Hsu has published a zine to accompany the exhibition. The pieces could stand independently, but the rich language used in the zine, titled moss garden pt 1: pond love, is highly specific, evoking wells of doubt and fear that illuminate the darker elements of the visual work. One poem, beautifully misspelled, tells of the wonder of rain on barn roofs and leavs rusaling, while another details the gruesome tale of a headless grasshopper found in underpants. Some prose describes the smells and textures of a pond in terms approaching adoration, and its seasonally changing form. She writes of an evolving fascination with ponds, particularly ‘心’ (shin) or ‘heart’ shaped temple ponds in Japan, which offer no angles from which you can observe them completely. Hsu begins each stanza or paragraph in lowercase. This has a strangely urgent effect, as if the words have momentum that leaves the reader behind. Place names and certain objects are given capitalized importance while others float free from formality. The zine with its highly individualized typographic ‘voice’ reads like a vital document, demystifying and humanising what you are looking at.

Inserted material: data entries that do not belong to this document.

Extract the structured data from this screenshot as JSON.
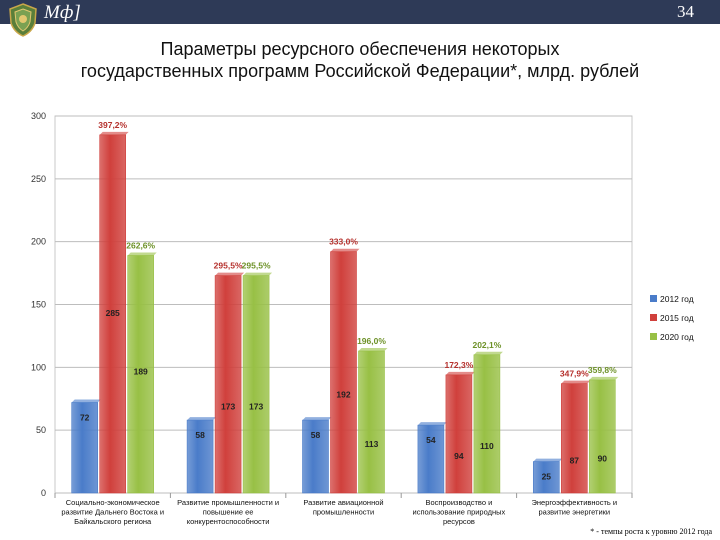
{
  "header": {
    "brand": "Мф]",
    "slide_number": "34"
  },
  "title_lines": [
    "Параметры ресурсного обеспечения некоторых",
    "государственных программ Российской Федерации*, млрд. рублей"
  ],
  "footnote": "* - темпы роста к уровню 2012 года",
  "colors": {
    "s2012": "#4a7cc9",
    "s2015": "#d0403c",
    "s2020": "#98c045",
    "header_bg": "#2e3a57"
  },
  "chart_data": {
    "type": "bar",
    "ylim": [
      0,
      300
    ],
    "yticks": [
      "0",
      "50",
      "100",
      "150",
      "200",
      "250",
      "300"
    ],
    "grid": true,
    "legend_position": "right",
    "categories": [
      [
        "Социально-экономическое",
        "развитие Дальнего Востока и",
        "Байкальского региона"
      ],
      [
        "Развитие промышленности и",
        "повышение ее",
        "конкурентоспособности"
      ],
      [
        "Развитие авиационной",
        "промышленности"
      ],
      [
        "Воспроизводство и",
        "использование природных",
        "ресурсов"
      ],
      [
        "Энергоэффективность и",
        "развитие энергетики"
      ]
    ],
    "series": [
      {
        "name": "2012 год",
        "values": [
          72,
          58,
          58,
          54,
          25
        ],
        "labels": [
          "72",
          "58",
          "58",
          "54",
          "25"
        ]
      },
      {
        "name": "2015 год",
        "values": [
          285,
          173,
          192,
          94,
          87
        ],
        "labels": [
          "285",
          "173",
          "192",
          "94",
          "87"
        ]
      },
      {
        "name": "2020 год",
        "values": [
          189,
          173,
          113,
          110,
          90
        ],
        "labels": [
          "189",
          "173",
          "113",
          "110",
          "90"
        ]
      }
    ],
    "growth_labels": [
      {
        "series": "2015 год",
        "values": [
          "397,2%",
          "295,5%",
          "333,0%",
          "172,3%",
          "347,9%"
        ]
      },
      {
        "series": "2020 год",
        "values": [
          "262,6%",
          "295,5%",
          "196,0%",
          "202,1%",
          "359,8%"
        ]
      }
    ]
  }
}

The inclusion of Pan in Hsu’s work is not all decorative. Her first exhibition at Deli Gallery in New York in 2017 quoted the story of the death of the Greco-Roman god as narrated by classical historian Robert Graves, who used the event to discuss the waning of paganism and rise of Christianity. Hsu, who says she grew up not in a religious household but ‘in a world where Christianity reigned and there was no hiding from it’, has gravitated toward a grey area, at the intersection of two religious world views. She describes a particular kind of isolation that comes from understanding religion as important to many cultures but remaining outside or at least sceptical of them. Instead of this prevailing belief system, she pools together a self-mythologizing sense of space, place, and meaning which is entirely her own. She is possibly moved to mention this lest we project an ulterior motive onto the more fanciful yearnings of her figures. Hsu is no millennial mystic, but rather communicates a practice of healing and processing, with layers of autobiography gradually revealed.
Hsu reminds us that ponds are nothing without soil, water, moss, depths and surfaces. They are grounded in matter that is real, even if they function on a symbolic, abstract plane also. The pond we find in Hsu’s work is not a void but a source, a place to be be close to, to draw from, and if we allow ourselves, to fall into.